Personalized Learning: Start with the Teacher
I had the opportunity to attend a symposium this week, sponsored by SIIA, in partnership with ASCD and CCSO titled "Innovate to Educate: A Symposium on [Re]Design for Personalized Learning." This session brought together educators, technology leaders and others interested in collaborating on the topic of personalized learning.
While there were numerous themes over the two-days, one of the key questions that these discussions and debates raised for me related not to the changes for students, but to the changing role and needs of teachers in a more systemic approach to personalized learning. What struck me was this thought: if we truly want to move to a method of personalized learning for our students, does it not stand to reason that the way that teachers gain their continued professional development as life-long learners must also evolve?

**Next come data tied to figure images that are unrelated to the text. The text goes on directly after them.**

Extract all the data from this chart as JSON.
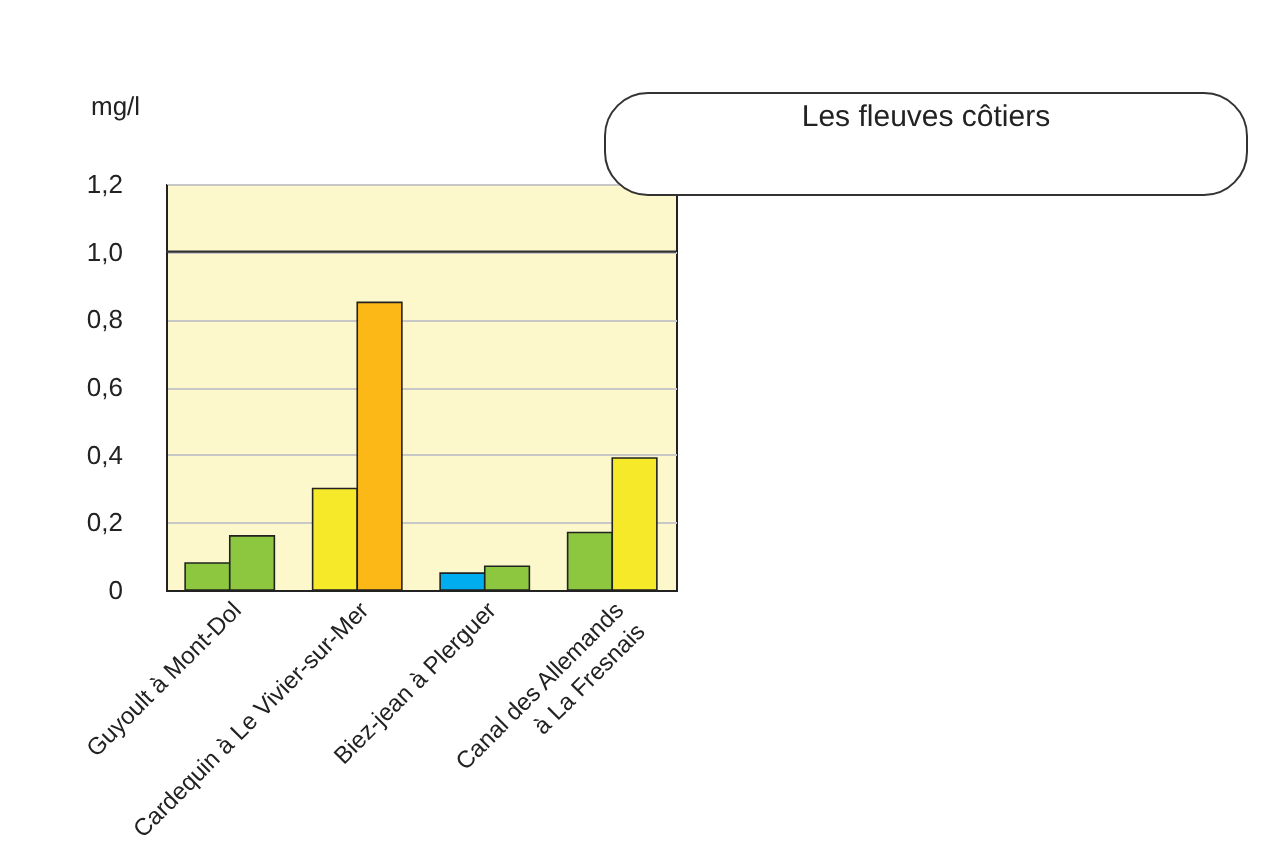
{
  "chart_data": {
    "type": "bar",
    "title": "Les fleuves côtiers",
    "ylabel": "mg/l",
    "categories": [
      "Guyoult à Mont-Dol",
      "Cardequin à Le Vivier-sur-Mer",
      "Biez-jean à Plerguer",
      "Canal des Allemands\nà La Fresnais"
    ],
    "series": [
      {
        "values": [
          0.08,
          0.3,
          0.05,
          0.17
        ],
        "colors": [
          "#8dc63f",
          "#f5e92a",
          "#00aeef",
          "#8dc63f"
        ]
      },
      {
        "values": [
          0.16,
          0.85,
          0.07,
          0.39
        ],
        "colors": [
          "#8dc63f",
          "#fbb817",
          "#8dc63f",
          "#f5e92a"
        ]
      }
    ],
    "ylim": [
      0,
      1.2
    ],
    "yticks": [
      0,
      {
        "value": 0.2,
        "label": "0,2"
      },
      {
        "value": 0.4,
        "label": "0,4"
      },
      {
        "value": 0.6,
        "label": "0,6"
      },
      {
        "value": 0.8,
        "label": "0,8"
      },
      {
        "value": 1.0,
        "label": "1,0"
      },
      {
        "value": 1.2,
        "label": "1,2"
      }
    ],
    "ref_lines": [
      {
        "axis": "y",
        "value": 1.0,
        "color": "#333333"
      }
    ],
    "grid": "y"
  }
}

Much of the two-days focused on the fact that the way we teach our children has evolved little in the past many decades--it remains teaching within a box that focuses on a factory model. But couldn’t the same be said of the way that we support teacher professional development? If the goal of personalized learning for students is to meet these learners where they are at and then walk beside them to facilitate learning through different modalities and around varying areas of interests, shouldn’t we be modeling this approach in the ways that LEAs facilitate and encourage teacher development? Certainly there are teachers who proactively seek their own methods and learning communities for continued growth, but is that enough if we expect to impact real change in delivering more personalized learning to our children? Let’s challenge ourselves to consider new and innovative ways to provide the support systems needed for this evolving approach to education.